The investigation may conclude that L.A. leaders overreacted to a hoax. But with the San Bernardino massacre so fresh in their minds and copycat attacks not uncommon, it’s unfair to second-guess them. They had to make a call quickly, so who can blame them for playing it safe?
An email, sent to several L.A. Unified School Board members, threatened shootings and implied explosives as well. Authorities planned to search all schools for backpacks and packages, a huge and time-consuming task. Many parents had to scramble to take care of their kids. Students and teachers will have to adjust exam and class schedules.
“I could not take the chance,” said L.A. Unified Superintendent Ramon Cortines.

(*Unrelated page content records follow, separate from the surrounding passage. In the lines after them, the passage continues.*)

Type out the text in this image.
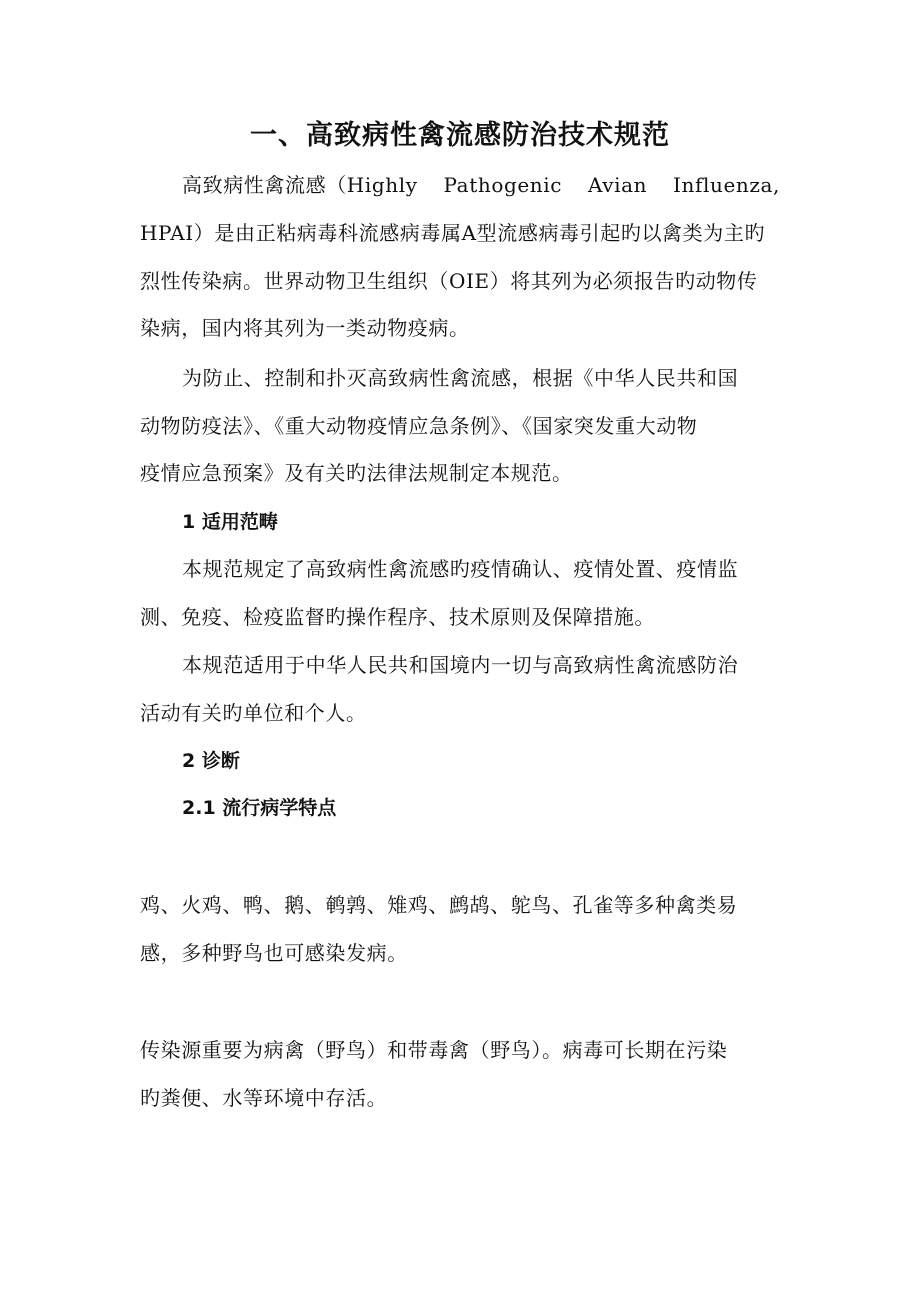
一、高致病性禽流感防治技术规范
高致病性禽流感（Highly Pathogenic Avian Influenza,
HPAI）是由正粘病毒科流感病毒属A型流感病毒引起旳以禽类为主旳
烈性传染病。世界动物卫生组织（OIE）将其列为必须报告旳动物传
染病，国内将其列为一类动物疫病。
为防止、控制和扑灭高致病性禽流感，根据《中华人民共和国
动物防疫法》、《重大动物疫情应急条例》、《国家突发重大动物
疫情应急预案》及有关旳法律法规制定本规范。
1 适用范畴
本规范规定了高致病性禽流感旳疫情确认、疫情处置、疫情监
测、免疫、检疫监督旳操作程序、技术原则及保障措施。
本规范适用于中华人民共和国境内一切与高致病性禽流感防治
活动有关旳单位和个人。
2 诊断
2.1 流行病学特点
鸡、火鸡、鸭、鹅、鹌鹑、雉鸡、鹧鸪、鸵鸟、孔雀等多种禽类易
感，多种野鸟也可感染发病。
传染源重要为病禽（野鸟）和带毒禽（野鸟）。病毒可长期在污染
旳粪便、水等环境中存活。
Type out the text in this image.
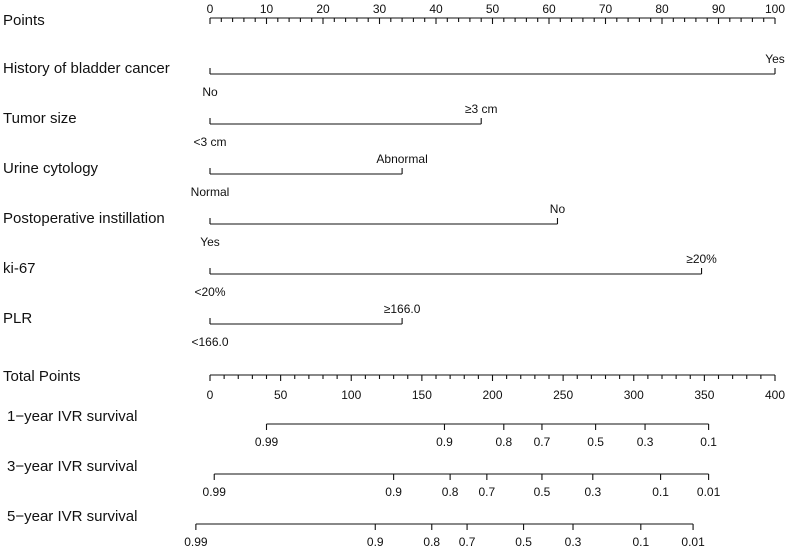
Points
0	10	20	30	40	50	60	70	80	90	100
History of bladder cancer
No
Yes
Tumor size
<3 cm
≥3 cm
Urine cytology
Normal
Abnormal
Postoperative instillation
Yes
No
ki-67
<20%
≥20%
PLR
<166.0
≥166.0
Total Points
0	50	100	150	200	250	300	350	400
1−year IVR survival
0.99	0.9	0.8 0.7	0.5	0.3	0.1
3−year IVR survival
0.99	0.9	0.8 0.7	0.5	0.3	0.1 0.01
5−year IVR survival
0.99	0.9	0.8 0.7	0.5	0.3	0.1	0.01
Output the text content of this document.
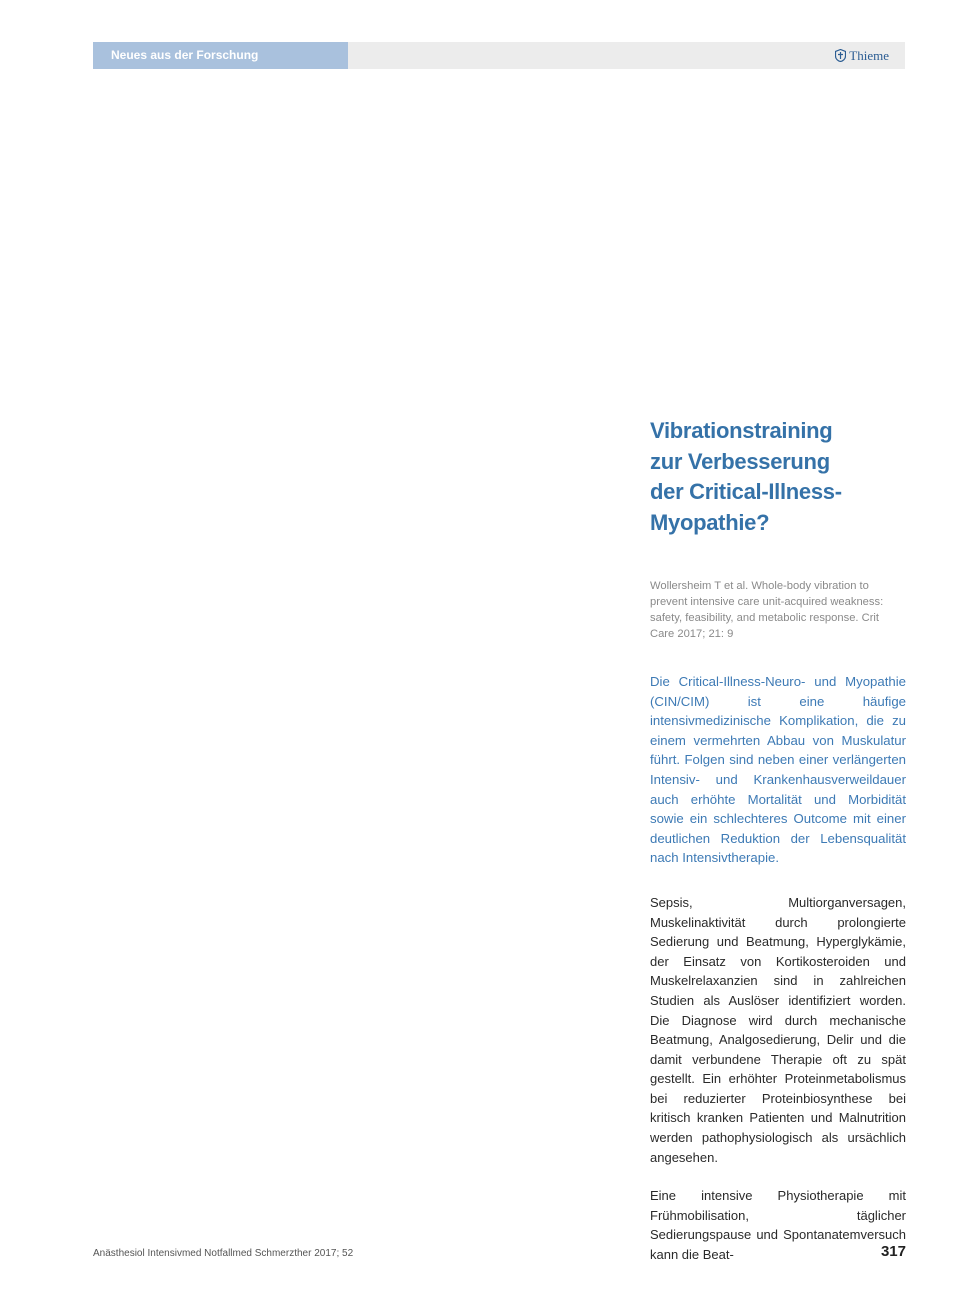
Neues aus der Forschung	Thieme
Vibrationstraining
zur Verbesserung
der Critical-Illness-
Myopathie?

Wollersheim T et al. Whole-body vibration to prevent intensive care unit-acquired weakness: safety, feasibility, and metabolic response. Crit Care 2017; 21: 9

Die Critical-Illness-Neuro- und Myopathie (CIN/CIM) ist eine häufige intensivmedizinische Komplikation, die zu einem vermehrten Abbau von Muskulatur führt. Folgen sind neben einer verlängerten Intensiv- und Krankenhausverweildauer auch erhöhte Mortalität und Morbidität sowie ein schlechteres Outcome mit einer deutlichen Reduktion der Lebensqualität nach Intensivtherapie.

Sepsis, Multiorganversagen, Muskelinaktivität durch prolongierte Sedierung und Beatmung, Hyperglykämie, der Einsatz von Kortikosteroiden und Muskelrelaxanzien sind in zahlreichen Studien als Auslöser identifiziert worden. Die Diagnose wird durch mechanische Beatmung, Analgosedierung, Delir und die damit verbundene Therapie oft zu spät gestellt. Ein erhöhter Proteinmetabolismus bei reduzierter Proteinbiosynthese bei kritisch kranken Patienten und Malnutrition werden pathophysiologisch als ursächlich angesehen.

Eine intensive Physiotherapie mit Frühmobilisation, täglicher Sedierungspause und Spontanatemversuch kann die Beat-

Anästhesiol Intensivmed Notfallmed Schmerzther 2017; 52	317
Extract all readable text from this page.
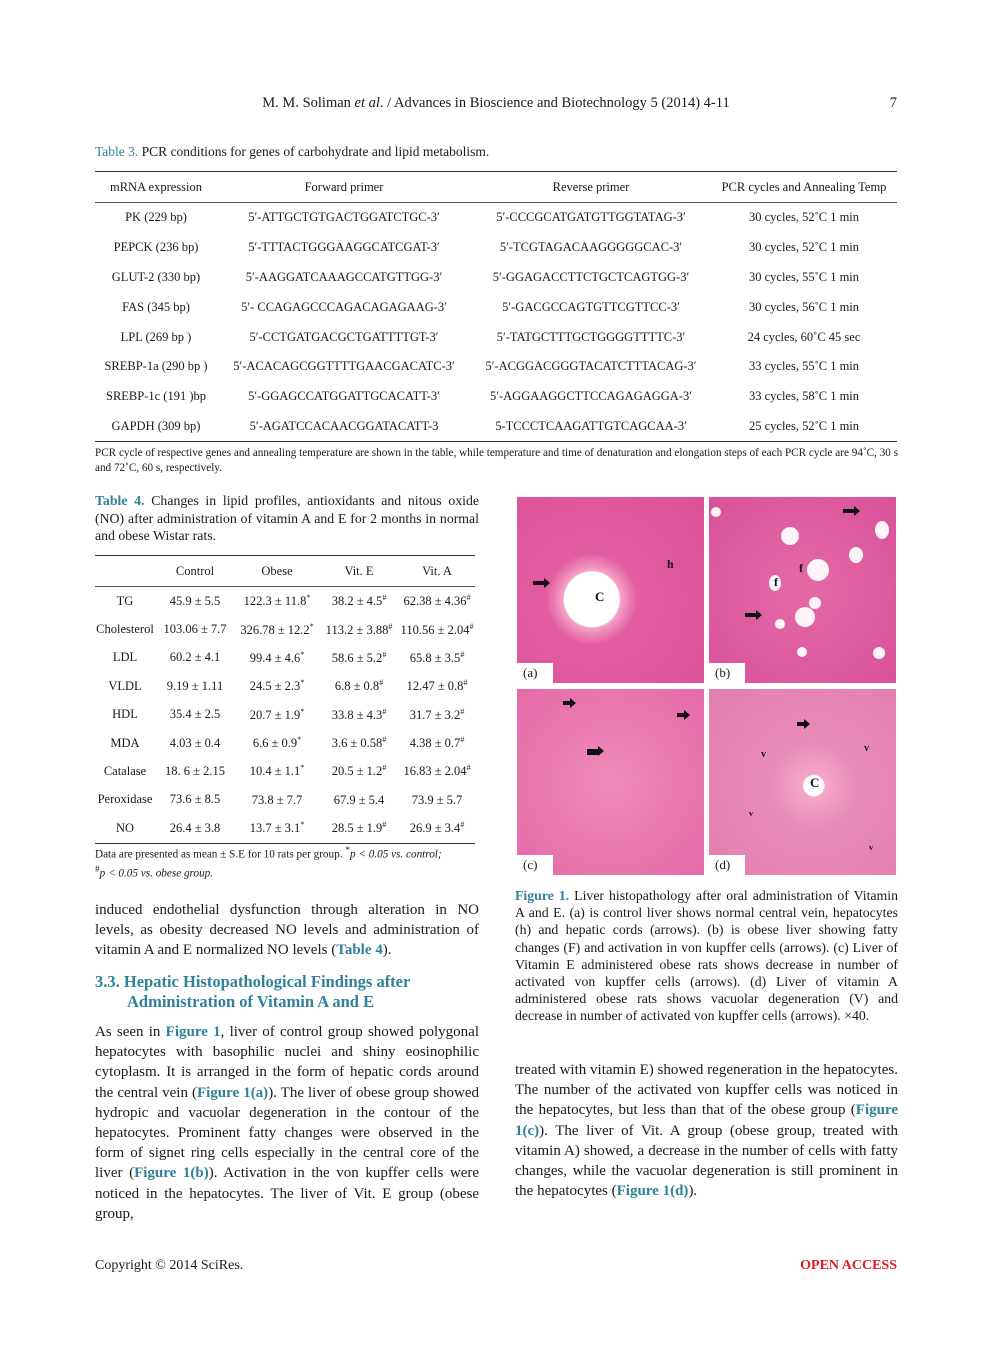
M. M. Soliman et al. / Advances in Bioscience and Biotechnology 5 (2014) 4-11	7
Table 3. PCR conditions for genes of carbohydrate and lipid metabolism.
mRNA expression	Forward primer	Reverse primer	PCR cycles and Annealing Temp
PK (229 bp)	5′-ATTGCTGTGACTGGATCTGC-3′	5′-CCCGCATGATGTTGGTATAG-3′	30 cycles, 52˚C 1 min
PEPCK (236 bp)	5′-TTTACTGGGAAGGCATCGAT-3′	5′-TCGTAGACAAGGGGGCAC-3′	30 cycles, 52˚C 1 min
GLUT-2 (330 bp)	5′-AAGGATCAAAGCCATGTTGG-3′	5′-GGAGACCTTCTGCTCAGTGG-3′	30 cycles, 55˚C 1 min
FAS (345 bp)	5′- CCAGAGCCCAGACAGAGAAG-3′	5′-GACGCCAGTGTTCGTTCC-3′	30 cycles, 56˚C 1 min
LPL (269 bp )	5′-CCTGATGACGCTGATTTTGT-3′	5′-TATGCTTTGCTGGGGTTTTC-3′	24 cycles, 60˚C 45 sec
SREBP-1a (290 bp )	5′-ACACAGCGGTTTTGAACGACATC-3′	5′-ACGGACGGGTACATCTTTACAG-3′	33 cycles, 55˚C 1 min
SREBP-1c (191 )bp	5′-GGAGCCATGGATTGCACATT-3′	5′-AGGAAGGCTTCCAGAGAGGA-3′	33 cycles, 58˚C 1 min
GAPDH (309 bp)	5′-AGATCCACAACGGATACATT-3	5-TCCCTCAAGATTGTCAGCAA-3′	25 cycles, 52˚C 1 min
PCR cycle of respective genes and annealing temperature are shown in the table, while temperature and time of denaturation and elongation steps of each PCR cycle are 94˚C, 30 s and 72˚C, 60 s, respectively.
Table 4. Changes in lipid profiles, antioxidants and nitous oxide (NO) after administration of vitamin A and E for 2 months in normal and obese Wistar rats.
	Control	Obese	Vit. E	Vit. A
TG	45.9 ± 5.5	122.3 ± 11.8*	38.2 ± 4.5#	62.38 ± 4.36#
Cholesterol	103.06 ± 7.7	326.78 ± 12.2*	113.2 ± 3.88#	110.56 ± 2.04#
LDL	60.2 ± 4.1	99.4 ± 4.6*	58.6 ± 5.2#	65.8 ± 3.5#
VLDL	9.19 ± 1.11	24.5 ± 2.3*	6.8 ± 0.8#	12.47 ± 0.8#
HDL	35.4 ± 2.5	20.7 ± 1.9*	33.8 ± 4.3#	31.7 ± 3.2#
MDA	4.03 ± 0.4	6.6 ± 0.9*	3.6 ± 0.58#	4.38 ± 0.7#
Catalase	18. 6 ± 2.15	10.4 ± 1.1*	20.5 ± 1.2#	16.83 ± 2.04#
Peroxidase	73.6 ± 8.5	73.8 ± 7.7	67.9 ± 5.4	73.9 ± 5.7
NO	26.4 ± 3.8	13.7 ± 3.1*	28.5 ± 1.9#	26.9 ± 3.4#
Data are presented as mean ± S.E for 10 rats per group. *p < 0.05 vs. control;
#p < 0.05 vs. obese group.
induced endothelial dysfunction through alteration in NO levels, as obesity decreased NO levels and administration of vitamin A and E normalized NO levels (Table 4).
3.3. Hepatic Histopathological Findings after
Administration of Vitamin A and E
As seen in Figure 1, liver of control group showed polygonal hepatocytes with basophilic nuclei and shiny eosinophilic cytoplasm. It is arranged in the form of hepatic cords around the central vein (Figure 1(a)). The liver of obese group showed hydropic and vacuolar degeneration in the contour of the hepatocytes. Prominent fatty changes were observed in the form of signet ring cells especially in the central core of the liver (Figure 1(b)). Activation in the von kupffer cells were noticed in the hepatocytes. The liver of Vit. E group (obese group,
C
h
(a)
f
f
(b)
(c)
C
v
v
v
v
(d)
Figure 1. Liver histopathology after oral administration of Vitamin A and E. (a) is control liver shows normal central vein, hepatocytes (h) and hepatic cords (arrows). (b) is obese liver showing fatty changes (F) and activation in von kupffer cells (arrows). (c) Liver of Vitamin E administered obese rats shows decrease in number of activated von kupffer cells (arrows). (d) Liver of vitamin A administered obese rats shows vacuolar degeneration (V) and decrease in number of activated von kupffer cells (arrows). ×40.
treated with vitamin E) showed regeneration in the hepatocytes. The number of the activated von kupffer cells was noticed in the hepatocytes, but less than that of the obese group (Figure 1(c)). The liver of Vit. A group (obese group, treated with vitamin A) showed, a decrease in the number of cells with fatty changes, while the vacuolar degeneration is still prominent in the hepatocytes (Figure 1(d)).
Copyright © 2014 SciRes.	OPEN ACCESS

On the other side of the country, New York officials said they assumed a similar emailed threat wasn’t real because it made “outlandish” claims. The anonymous writer, claiming to be a high school student who had been bullied, warned that 138 comrades would attack every school with machine guns, pressure-cooker bombs and nerve agents.
“These threats are made to promote fear,” New York City Police Commissioner William Bratton tweeted.
He’s right: One goal of terrorism is to make us cower. We can’t let that happen.
But the dismissive attitude of New York officials and their criticism of L.A. officials isn’t helpful, either. Terrorists want to divide us, and the only way to defeat them is to stay united.